Other national museums were not exempt from this, having been placed at the service of legitimising the new political regime and its idea of how history and the identity values which had brought about the Spanish nation should be. This occurred, among others, with the new Museum of America and the Museum of the Spanish People, whose purpose, considered complementary to that of the NME, was precisely to extol the values of Spanish culture and its “regional variants”. In fact, the changes to the two museums were to end up crossing over later on. This also occurred with the Institute of African Studies and the Museum of Africa, created in 1945 as annexes of the General Directorate of Morocco and Colonies, in the building on Paseo de la Castellana which is today’s Ministry of the interior, and whose collections ended up being integrated into those of the National Museum of Ethnology in 1973.
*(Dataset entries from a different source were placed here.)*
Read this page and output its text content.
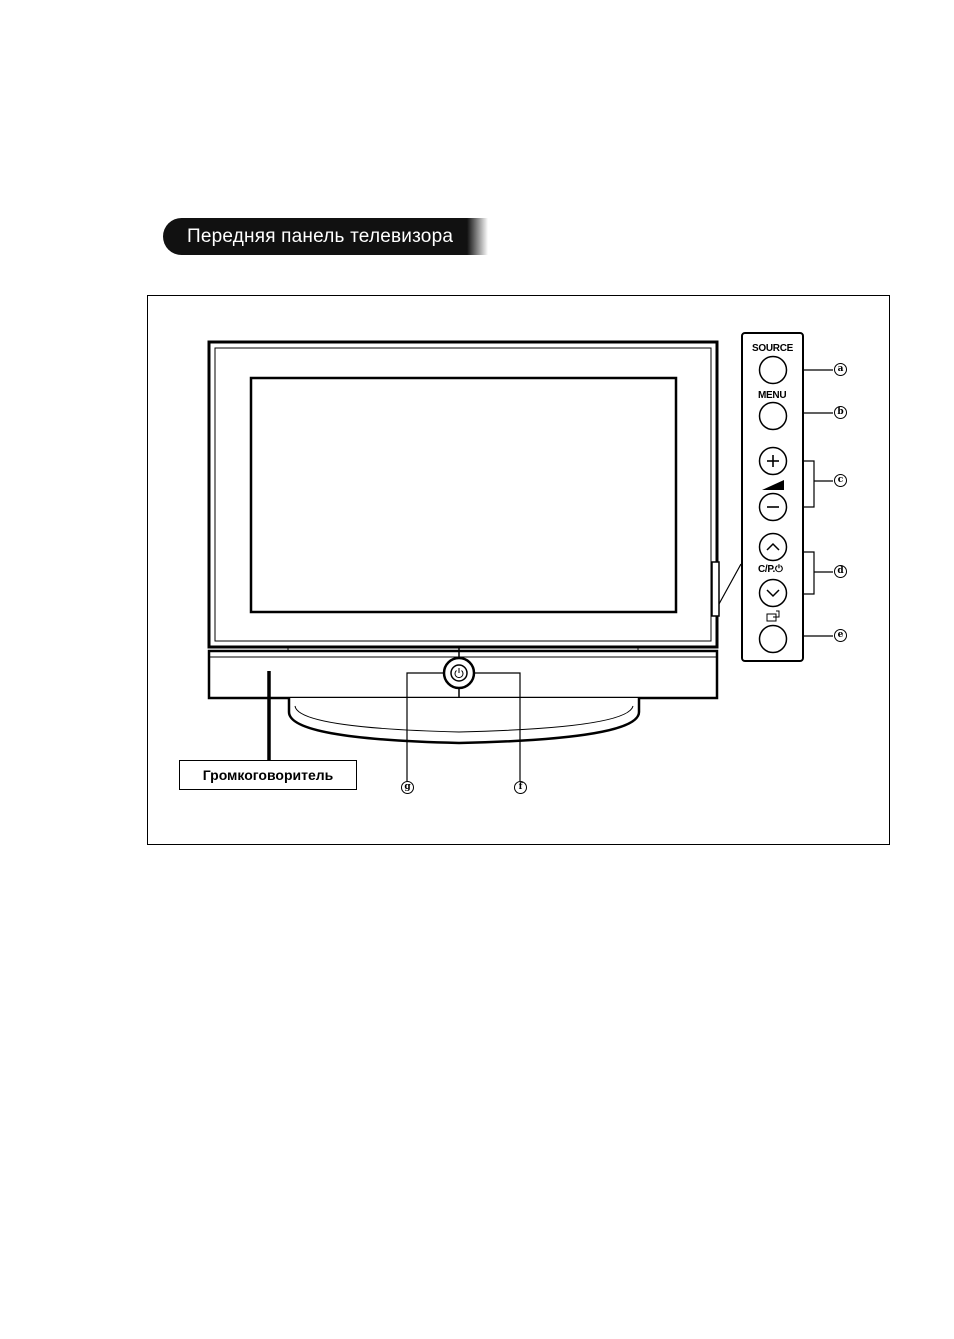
Передняя панель телевизора
SOURCE
MENU
C/P.⏻
a
b
c
d
e
f
g
Громкоговоритель
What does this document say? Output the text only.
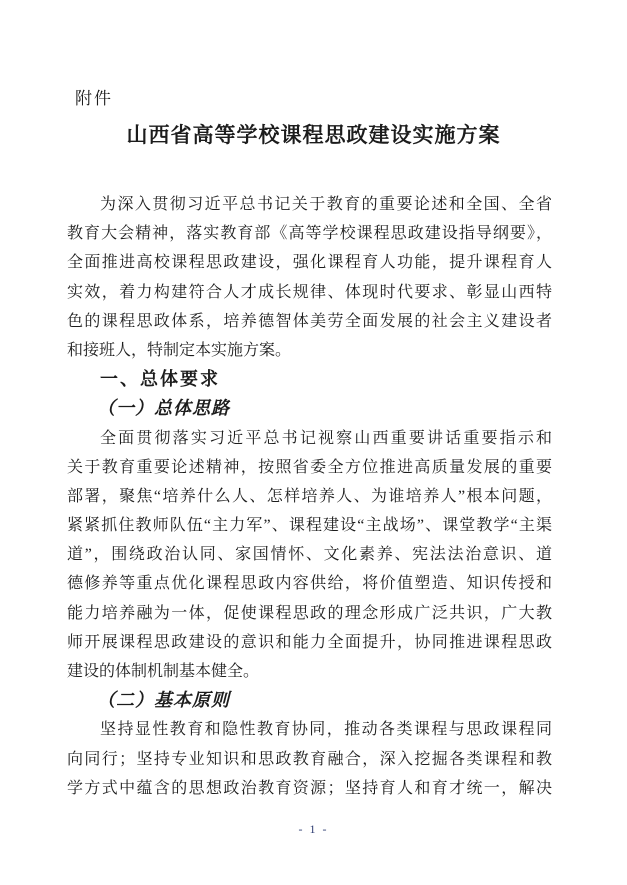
附件
山西省高等学校课程思政建设实施方案
为深入贯彻习近平总书记关于教育的重要论述和全国、全省
教育大会精神，落实教育部《高等学校课程思政建设指导纲要》，
全面推进高校课程思政建设，强化课程育人功能，提升课程育人
实效，着力构建符合人才成长规律、体现时代要求、彰显山西特
色的课程思政体系，培养德智体美劳全面发展的社会主义建设者
和接班人，特制定本实施方案。
一、总体要求
（一）总体思路
全面贯彻落实习近平总书记视察山西重要讲话重要指示和
关于教育重要论述精神，按照省委全方位推进高质量发展的重要
部署，聚焦“培养什么人、怎样培养人、为谁培养人”根本问题，
紧紧抓住教师队伍“主力军”、课程建设“主战场”、课堂教学“主渠
道”，围绕政治认同、家国情怀、文化素养、宪法法治意识、道
德修养等重点优化课程思政内容供给，将价值塑造、知识传授和
能力培养融为一体，促使课程思政的理念形成广泛共识，广大教
师开展课程思政建设的意识和能力全面提升，协同推进课程思政
建设的体制机制基本健全。
（二）基本原则
坚持显性教育和隐性教育协同，推动各类课程与思政课程同
向同行；坚持专业知识和思政教育融合，深入挖掘各类课程和教
学方式中蕴含的思想政治教育资源；坚持育人和育才统一，解决
- 1 -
On the other hand, the fact that the themed museum was then monographically and definitively circumscribed, even in such a particular way, to the field of Ethnology and Cultural Anthropology, and therefore was clearly far removed from any relationship with the Natural Sciences, meant that in 1962 it was decided to change it from administrative secondment to forming part of the General Directorate of Fine Arts, a link which has never altered to this day. At that time, the building and its collections were also declared a Historic-Artistic Monument. The institution, under the management of Esteva (1965-1968), Gil Farrés (1970-1982) and Romero de Tejada (1983-2013) also gradually abandoned its colonialist bias to become a universalist-oriented museum in which the different cultures began to receive equal treatment. This was when the permanent exhibition changed to being organised by geographical area, an arrangement which is still in place today.